(AP Photo/Rogelio V. Solis - Copyright 2011 AP. All rights reserved.)
The communications focus on two areas of controversy: the construction of a volleyball facility at USM and state investment in a concussion treatment called Prevacus. Both are linked to NFL Hall of Famer Brett Favre.
Following a video statement posted on Wednesday, former Governor Phil Bryant released over 400 pages of texts, emails, and documents. Bryant contends the documents are responsive to subpoenas issued in a civil lawsuit brought by the Mississippi Department of Human Services to recoup improperly spent funds.
Bryant is not a party to the civil litigation and has not been accused of or charged with any wrongdoing related to the ongoing investigation into misspent TANF welfare funds.
The materials released almost all pertain to the construction of the USM Volleyball Center and Prevacus, a concussion treatment. Gov. Bryant’s conversations about both topics appear to have been initiated by NFL Hall of Famer Brett Favre, who features heavily in the produced documents. Additional documents produced relate to fitness bootcamps provided by Paul LaCoste, who is a defendant in the civil litigation.
Bryant initially cited executive privilege and sought to protect the texts from public disclosure. In a video released today, he explained that while he continued to believe the privilege applied, he was sharing the documents with the public.
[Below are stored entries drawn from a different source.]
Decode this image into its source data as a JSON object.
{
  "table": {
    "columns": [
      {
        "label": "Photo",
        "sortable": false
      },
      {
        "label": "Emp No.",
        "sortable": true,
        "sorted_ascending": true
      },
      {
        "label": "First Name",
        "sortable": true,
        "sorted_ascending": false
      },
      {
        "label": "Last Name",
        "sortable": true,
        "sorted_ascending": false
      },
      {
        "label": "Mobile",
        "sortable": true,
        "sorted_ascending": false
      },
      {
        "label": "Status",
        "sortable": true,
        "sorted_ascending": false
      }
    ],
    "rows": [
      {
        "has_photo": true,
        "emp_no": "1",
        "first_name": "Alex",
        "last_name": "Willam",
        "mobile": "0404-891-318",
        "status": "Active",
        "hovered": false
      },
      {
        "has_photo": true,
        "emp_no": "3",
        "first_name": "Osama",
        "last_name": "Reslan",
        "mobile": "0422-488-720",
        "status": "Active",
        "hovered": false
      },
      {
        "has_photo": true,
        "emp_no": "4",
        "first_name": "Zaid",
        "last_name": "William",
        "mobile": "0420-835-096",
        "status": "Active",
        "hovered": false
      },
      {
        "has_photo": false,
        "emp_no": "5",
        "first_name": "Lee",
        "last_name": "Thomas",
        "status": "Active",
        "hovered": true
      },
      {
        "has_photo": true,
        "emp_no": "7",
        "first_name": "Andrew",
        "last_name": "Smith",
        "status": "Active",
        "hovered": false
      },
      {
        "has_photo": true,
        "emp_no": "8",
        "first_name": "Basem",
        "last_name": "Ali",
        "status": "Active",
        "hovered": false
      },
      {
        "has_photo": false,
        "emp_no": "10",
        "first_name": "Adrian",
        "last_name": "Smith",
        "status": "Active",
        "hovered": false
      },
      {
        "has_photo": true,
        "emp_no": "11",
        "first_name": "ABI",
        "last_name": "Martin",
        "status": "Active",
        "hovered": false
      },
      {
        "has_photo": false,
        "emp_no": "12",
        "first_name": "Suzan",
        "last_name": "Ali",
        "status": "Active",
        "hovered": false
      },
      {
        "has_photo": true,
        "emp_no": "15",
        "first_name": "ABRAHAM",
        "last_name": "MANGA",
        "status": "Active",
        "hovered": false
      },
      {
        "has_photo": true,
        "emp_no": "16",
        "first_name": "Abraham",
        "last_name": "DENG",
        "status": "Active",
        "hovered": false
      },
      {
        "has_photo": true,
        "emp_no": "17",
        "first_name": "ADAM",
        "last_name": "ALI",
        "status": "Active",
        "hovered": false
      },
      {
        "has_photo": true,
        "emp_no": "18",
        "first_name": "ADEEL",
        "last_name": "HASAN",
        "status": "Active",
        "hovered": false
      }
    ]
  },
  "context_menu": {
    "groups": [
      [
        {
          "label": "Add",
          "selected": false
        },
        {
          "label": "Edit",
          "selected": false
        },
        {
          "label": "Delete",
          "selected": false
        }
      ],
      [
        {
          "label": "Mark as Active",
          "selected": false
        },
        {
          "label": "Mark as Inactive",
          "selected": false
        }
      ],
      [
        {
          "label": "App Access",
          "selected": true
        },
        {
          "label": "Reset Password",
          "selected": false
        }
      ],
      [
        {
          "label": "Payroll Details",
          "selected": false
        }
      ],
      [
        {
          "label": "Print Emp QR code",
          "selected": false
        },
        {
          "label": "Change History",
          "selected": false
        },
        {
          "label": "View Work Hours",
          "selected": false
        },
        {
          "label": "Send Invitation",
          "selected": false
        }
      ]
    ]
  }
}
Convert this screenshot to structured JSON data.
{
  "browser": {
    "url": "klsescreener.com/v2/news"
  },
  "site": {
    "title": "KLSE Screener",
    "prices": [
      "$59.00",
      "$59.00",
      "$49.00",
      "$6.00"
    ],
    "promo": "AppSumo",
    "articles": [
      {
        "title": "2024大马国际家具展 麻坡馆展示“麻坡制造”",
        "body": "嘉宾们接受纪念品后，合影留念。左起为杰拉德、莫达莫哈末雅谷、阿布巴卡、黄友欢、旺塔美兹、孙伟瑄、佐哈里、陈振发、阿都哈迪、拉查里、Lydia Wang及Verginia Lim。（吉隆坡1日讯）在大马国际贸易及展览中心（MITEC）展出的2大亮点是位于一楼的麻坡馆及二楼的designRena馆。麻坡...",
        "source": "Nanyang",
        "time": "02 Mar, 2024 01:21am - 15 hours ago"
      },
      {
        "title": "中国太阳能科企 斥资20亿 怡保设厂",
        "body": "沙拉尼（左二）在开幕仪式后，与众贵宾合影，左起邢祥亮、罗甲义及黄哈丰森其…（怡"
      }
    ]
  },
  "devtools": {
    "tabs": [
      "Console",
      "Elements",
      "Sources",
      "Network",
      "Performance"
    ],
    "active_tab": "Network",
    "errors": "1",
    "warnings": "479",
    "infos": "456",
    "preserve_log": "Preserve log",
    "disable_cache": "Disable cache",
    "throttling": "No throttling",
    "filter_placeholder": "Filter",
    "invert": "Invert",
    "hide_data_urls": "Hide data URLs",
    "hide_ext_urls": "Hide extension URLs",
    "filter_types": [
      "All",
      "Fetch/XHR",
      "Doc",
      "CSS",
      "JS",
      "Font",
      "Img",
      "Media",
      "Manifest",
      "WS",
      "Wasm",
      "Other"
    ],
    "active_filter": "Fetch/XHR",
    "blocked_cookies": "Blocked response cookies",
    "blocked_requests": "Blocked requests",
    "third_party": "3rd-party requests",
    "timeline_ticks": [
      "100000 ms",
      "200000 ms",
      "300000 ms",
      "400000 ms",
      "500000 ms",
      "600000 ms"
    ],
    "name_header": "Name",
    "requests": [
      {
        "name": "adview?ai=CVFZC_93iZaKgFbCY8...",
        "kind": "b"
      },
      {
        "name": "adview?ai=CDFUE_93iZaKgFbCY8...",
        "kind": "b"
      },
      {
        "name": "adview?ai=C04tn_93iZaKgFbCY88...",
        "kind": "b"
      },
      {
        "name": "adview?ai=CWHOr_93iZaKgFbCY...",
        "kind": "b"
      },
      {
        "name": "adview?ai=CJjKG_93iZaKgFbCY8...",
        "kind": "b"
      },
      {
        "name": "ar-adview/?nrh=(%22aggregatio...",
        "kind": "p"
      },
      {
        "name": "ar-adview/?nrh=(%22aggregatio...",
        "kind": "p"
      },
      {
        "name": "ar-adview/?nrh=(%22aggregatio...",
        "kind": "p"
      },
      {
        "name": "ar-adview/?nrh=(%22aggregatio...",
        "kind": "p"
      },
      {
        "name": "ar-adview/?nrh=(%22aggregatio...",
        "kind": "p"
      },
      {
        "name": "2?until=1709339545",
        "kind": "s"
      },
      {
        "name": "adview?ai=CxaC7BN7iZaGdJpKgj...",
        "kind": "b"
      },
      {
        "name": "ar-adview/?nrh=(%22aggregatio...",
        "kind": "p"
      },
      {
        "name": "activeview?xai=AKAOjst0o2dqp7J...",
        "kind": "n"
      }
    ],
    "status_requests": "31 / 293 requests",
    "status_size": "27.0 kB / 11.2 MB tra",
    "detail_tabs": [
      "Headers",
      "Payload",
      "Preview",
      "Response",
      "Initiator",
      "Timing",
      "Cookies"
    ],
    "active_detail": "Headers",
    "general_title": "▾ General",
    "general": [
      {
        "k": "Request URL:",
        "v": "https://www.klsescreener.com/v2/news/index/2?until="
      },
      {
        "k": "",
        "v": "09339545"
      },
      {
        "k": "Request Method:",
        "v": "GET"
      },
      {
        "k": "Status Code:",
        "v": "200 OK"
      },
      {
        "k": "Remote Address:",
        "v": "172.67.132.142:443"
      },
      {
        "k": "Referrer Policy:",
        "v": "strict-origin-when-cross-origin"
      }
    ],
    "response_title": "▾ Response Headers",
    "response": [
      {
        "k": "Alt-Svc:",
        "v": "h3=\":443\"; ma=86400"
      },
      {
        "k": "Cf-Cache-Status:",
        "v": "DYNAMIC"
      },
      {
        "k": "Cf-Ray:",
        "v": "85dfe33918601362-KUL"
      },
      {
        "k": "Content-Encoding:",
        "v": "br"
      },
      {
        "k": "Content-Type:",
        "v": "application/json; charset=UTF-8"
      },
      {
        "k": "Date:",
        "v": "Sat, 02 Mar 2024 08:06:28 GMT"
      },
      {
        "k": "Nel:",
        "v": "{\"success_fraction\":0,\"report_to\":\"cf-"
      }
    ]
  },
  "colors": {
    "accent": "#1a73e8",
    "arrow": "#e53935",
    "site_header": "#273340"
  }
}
“Frankly, I’m tired of paying legal fees to respond to lawsuits that I’m not a party to in order to protect my privacy and an executive privilege that should exist for future governors,” Bryant said in the video. “What will be found in these text messages is a busy man, a governor of a state communicating in a kind and consistent matter to everywhere with whom I dealt. I communicated with hundreds of people every week to accomplish good and to help run state government the best way I knew how. As you would expect from someone with extensive communications, in large part my text messages consist of salutations, thumbs up emojis, and will do’s and I’ll check on it, and sounds good, etc.”
Bryant opined that anyone who takes the time to review these messages will find similar consistencies in his communications. He stated that most of the messages, if not all, “that the media wants you to see have already been reported and twisted, and reported again.”